The drive and transition are important. Some time during these two phases, the athlete will reach their maximum instantaneous speed. At no point after reaching maximum speed will the athlete ever reach that speed again. Thus, the race becomes "who can slow down the least."
The upright sprinting phase is where the athlete tries to maintain the speed they built up during the drive phase until the end of the race. An athlete will be upright, with the slightest of forward leans. Their legs are firing straight up and down very quickly, trying to minimize the time spent on the ground. The ability to do this correctly very much depends on an athlete's "sprint endurance" - which is a completely different kind of endurance than, say, running a mile.
So, on average, 90% of a 60m race is spent gaining speed, 50% of 100m race, 25% of a 200m race, and 12% of a 400m race. The race a sprinter chooses to run depends on whether they are powerful and explosive (shorter races) or how little speed they can lose while upright (longer races).
Here are two fun facts now that you know this information:
1. Marion Jones (who is a cheater) did not have the fastest top end speed out of her contemporaries.
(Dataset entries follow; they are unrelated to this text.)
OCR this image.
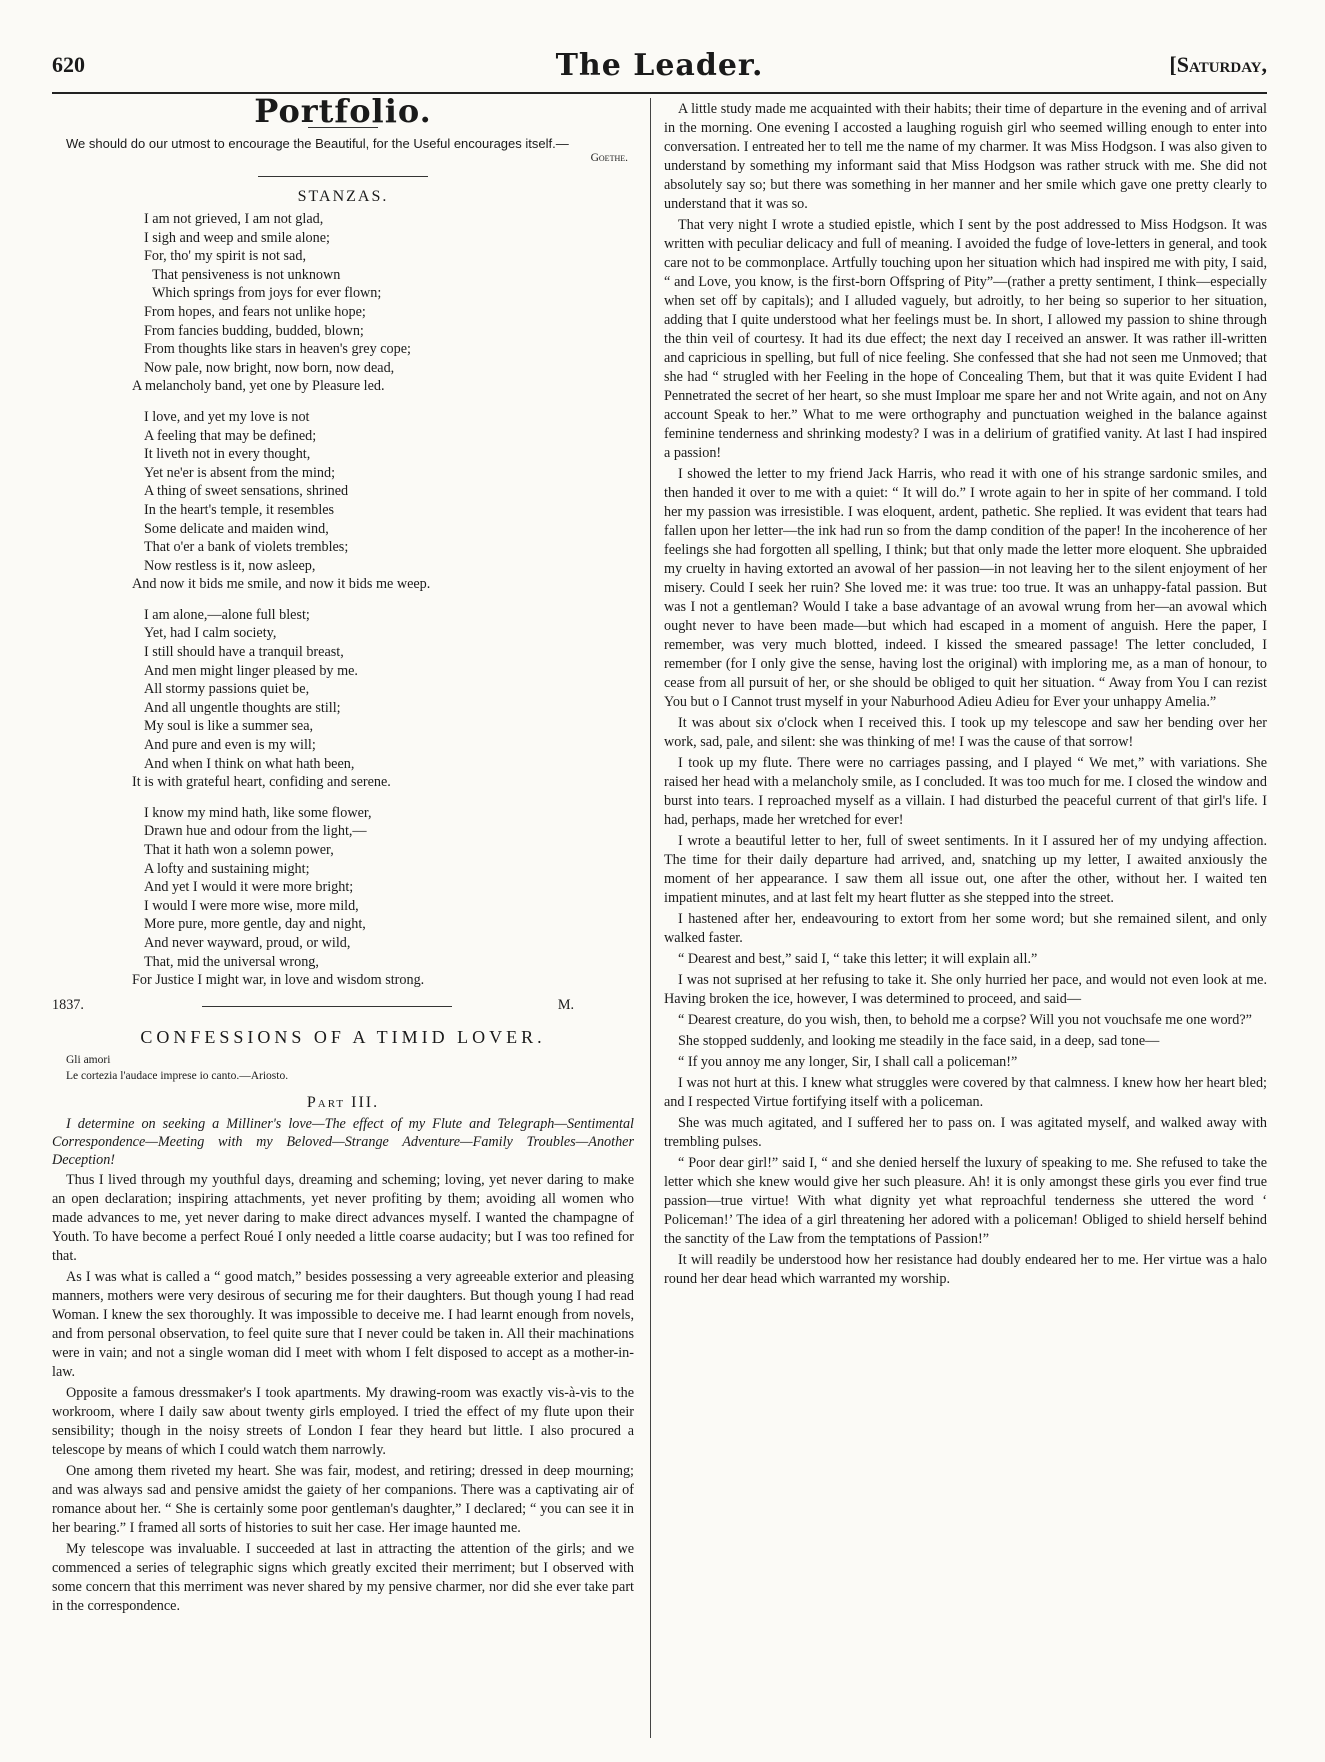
620	The Leader.	[Saturday,
Portfolio.

We should do our utmost to encourage the Beautiful, for the Useful encourages itself.—

Goethe.
STANZAS.
I am not grieved, I am not glad,
I sigh and weep and smile alone;
For, tho' my spirit is not sad,
That pensiveness is not unknown
Which springs from joys for ever flown;
From hopes, and fears not unlike hope;
From fancies budding, budded, blown;
From thoughts like stars in heaven's grey cope;
Now pale, now bright, now born, now dead,
A melancholy band, yet one by Pleasure led.
I love, and yet my love is not
A feeling that may be defined;
It liveth not in every thought,
Yet ne'er is absent from the mind;
A thing of sweet sensations, shrined
In the heart's temple, it resembles
Some delicate and maiden wind,
That o'er a bank of violets trembles;
Now restless is it, now asleep,
And now it bids me smile, and now it bids me weep.
I am alone,—alone full blest;
Yet, had I calm society,
I still should have a tranquil breast,
And men might linger pleased by me.
All stormy passions quiet be,
And all ungentle thoughts are still;
My soul is like a summer sea,
And pure and even is my will;
And when I think on what hath been,
It is with grateful heart, confiding and serene.
I know my mind hath, like some flower,
Drawn hue and odour from the light,—
That it hath won a solemn power,
A lofty and sustaining might;
And yet I would it were more bright;
I would I were more wise, more mild,
More pure, more gentle, day and night,
And never wayward, proud, or wild,
That, mid the universal wrong,
For Justice I might war, in love and wisdom strong.
1837.	M.
CONFESSIONS OF A TIMID LOVER.

Gli amori

Le cortezia l'audace imprese io canto.—Ariosto.

Part III.

I determine on seeking a Milliner's love—The effect of my Flute and Telegraph—Sentimental Correspondence—Meeting with my Beloved—Strange Adventure—Family Troubles—Another Deception!

Thus I lived through my youthful days, dreaming and scheming; loving, yet never daring to make an open declaration; inspiring attachments, yet never profiting by them; avoiding all women who made advances to me, yet never daring to make direct advances myself. I wanted the champagne of Youth. To have become a perfect Roué I only needed a little coarse audacity; but I was too refined for that.

As I was what is called a “ good match,” besides possessing a very agreeable exterior and pleasing manners, mothers were very desirous of securing me for their daughters. But though young I had read Woman. I knew the sex thoroughly. It was impossible to deceive me. I had learnt enough from novels, and from personal observation, to feel quite sure that I never could be taken in. All their machinations were in vain; and not a single woman did I meet with whom I felt disposed to accept as a mother-in-law.

Opposite a famous dressmaker's I took apartments. My drawing-room was exactly vis-à-vis to the workroom, where I daily saw about twenty girls employed. I tried the effect of my flute upon their sensibility; though in the noisy streets of London I fear they heard but little. I also procured a telescope by means of which I could watch them narrowly.

One among them riveted my heart. She was fair, modest, and retiring; dressed in deep mourning; and was always sad and pensive amidst the gaiety of her companions. There was a captivating air of romance about her. “ She is certainly some poor gentleman's daughter,” I declared; “ you can see it in her bearing.” I framed all sorts of histories to suit her case. Her image haunted me.

My telescope was invaluable. I succeeded at last in attracting the attention of the girls; and we commenced a series of telegraphic signs which greatly excited their merriment; but I observed with some concern that this merriment was never shared by my pensive charmer, nor did she ever take part in the correspondence.

A little study made me acquainted with their habits; their time of departure in the evening and of arrival in the morning. One evening I accosted a laughing roguish girl who seemed willing enough to enter into conversation. I entreated her to tell me the name of my charmer. It was Miss Hodgson. I was also given to understand by something my informant said that Miss Hodgson was rather struck with me. She did not absolutely say so; but there was something in her manner and her smile which gave one pretty clearly to understand that it was so.

That very night I wrote a studied epistle, which I sent by the post addressed to Miss Hodgson. It was written with peculiar delicacy and full of meaning. I avoided the fudge of love-letters in general, and took care not to be commonplace. Artfully touching upon her situation which had inspired me with pity, I said, “ and Love, you know, is the first-born Offspring of Pity”—(rather a pretty sentiment, I think—especially when set off by capitals); and I alluded vaguely, but adroitly, to her being so superior to her situation, adding that I quite understood what her feelings must be. In short, I allowed my passion to shine through the thin veil of courtesy. It had its due effect; the next day I received an answer. It was rather ill-written and capricious in spelling, but full of nice feeling. She confessed that she had not seen me Unmoved; that she had “ strugled with her Feeling in the hope of Concealing Them, but that it was quite Evident I had Pennetrated the secret of her heart, so she must Imploar me spare her and not Write again, and not on Any account Speak to her.” What to me were orthography and punctuation weighed in the balance against feminine tenderness and shrinking modesty? I was in a delirium of gratified vanity. At last I had inspired a passion!

I showed the letter to my friend Jack Harris, who read it with one of his strange sardonic smiles, and then handed it over to me with a quiet: “ It will do.” I wrote again to her in spite of her command. I told her my passion was irresistible. I was eloquent, ardent, pathetic. She replied. It was evident that tears had fallen upon her letter—the ink had run so from the damp condition of the paper! In the incoherence of her feelings she had forgotten all spelling, I think; but that only made the letter more eloquent. She upbraided my cruelty in having extorted an avowal of her passion—in not leaving her to the silent enjoyment of her misery. Could I seek her ruin? She loved me: it was true: too true. It was an unhappy-fatal passion. But was I not a gentleman? Would I take a base advantage of an avowal wrung from her—an avowal which ought never to have been made—but which had escaped in a moment of anguish. Here the paper, I remember, was very much blotted, indeed. I kissed the smeared passage! The letter concluded, I remember (for I only give the sense, having lost the original) with imploring me, as a man of honour, to cease from all pursuit of her, or she should be obliged to quit her situation. “ Away from You I can rezist You but o I Cannot trust myself in your Naburhood Adieu Adieu for Ever your unhappy Amelia.”

It was about six o'clock when I received this. I took up my telescope and saw her bending over her work, sad, pale, and silent: she was thinking of me! I was the cause of that sorrow!

I took up my flute. There were no carriages passing, and I played “ We met,” with variations. She raised her head with a melancholy smile, as I concluded. It was too much for me. I closed the window and burst into tears. I reproached myself as a villain. I had disturbed the peaceful current of that girl's life. I had, perhaps, made her wretched for ever!

I wrote a beautiful letter to her, full of sweet sentiments. In it I assured her of my undying affection. The time for their daily departure had arrived, and, snatching up my letter, I awaited anxiously the moment of her appearance. I saw them all issue out, one after the other, without her. I waited ten impatient minutes, and at last felt my heart flutter as she stepped into the street.

I hastened after her, endeavouring to extort from her some word; but she remained silent, and only walked faster.

“ Dearest and best,” said I, “ take this letter; it will explain all.”

I was not suprised at her refusing to take it. She only hurried her pace, and would not even look at me. Having broken the ice, however, I was determined to proceed, and said—

“ Dearest creature, do you wish, then, to behold me a corpse? Will you not vouchsafe me one word?”

She stopped suddenly, and looking me steadily in the face said, in a deep, sad tone—

“ If you annoy me any longer, Sir, I shall call a policeman!”

I was not hurt at this. I knew what struggles were covered by that calmness. I knew how her heart bled; and I respected Virtue fortifying itself with a policeman.

She was much agitated, and I suffered her to pass on. I was agitated myself, and walked away with trembling pulses.

“ Poor dear girl!” said I, “ and she denied herself the luxury of speaking to me. She refused to take the letter which she knew would give her such pleasure. Ah! it is only amongst these girls you ever find true passion—true virtue! With what dignity yet what reproachful tenderness she uttered the word ‘ Policeman!’ The idea of a girl threatening her adored with a policeman! Obliged to shield herself behind the sanctity of the Law from the temptations of Passion!”

It will readily be understood how her resistance had doubly endeared her to me. Her virtue was a halo round her dear head which warranted my worship.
She did, however, have the best ability to maintain speed. She was a 100m Olympic Gold Medalist.
2. The Olympic-level weight lifters will outperform Olympic-level sprinters in the first 30m of a race.
There are some nuances to what what I've said that I won't bore you with (for example, some 200m runners can perform a mini-drive on the curve to grab a bit more speed for the straight), but the basic idea is that your sprint endurance is crucial in EVERY sprint race except the 60m. You can make your own conclusions about whether or not Pistorius is legit, but having run the 400m at a high level for a number of years, I can tell you that not being able to feel your calves or feet or have to use the energy required to make them move would have been something I'd be interested in.
I know of at least two athletes for each injury who have either missed training time, an entire season or a career. Injuries are incredibly common in track and field: and make no mistake, there is no emotional-movie-style strength that allows an athlete to overcome their injury due to sheer force of will. Track and field is an 100% sport: if you aren't at 100%, you aren't going to win. A lot of the sport is managing and preventing injury, especially at the elite level.
While I would reason that "upper leg" injuries like hamstring, glute, hip and quad pulls are more damning and common than "lower leg" injuries (especially among men), and that upper body injuries like arms and abdomen are nearly unheard of, being able to write off an entire class of injuries is a huge bonus.
I also didn't mention strength over time benefits: the ability to have a consistent power output of a critical part of your stride (the toe push) that is unaffected by fatigue is very helpful.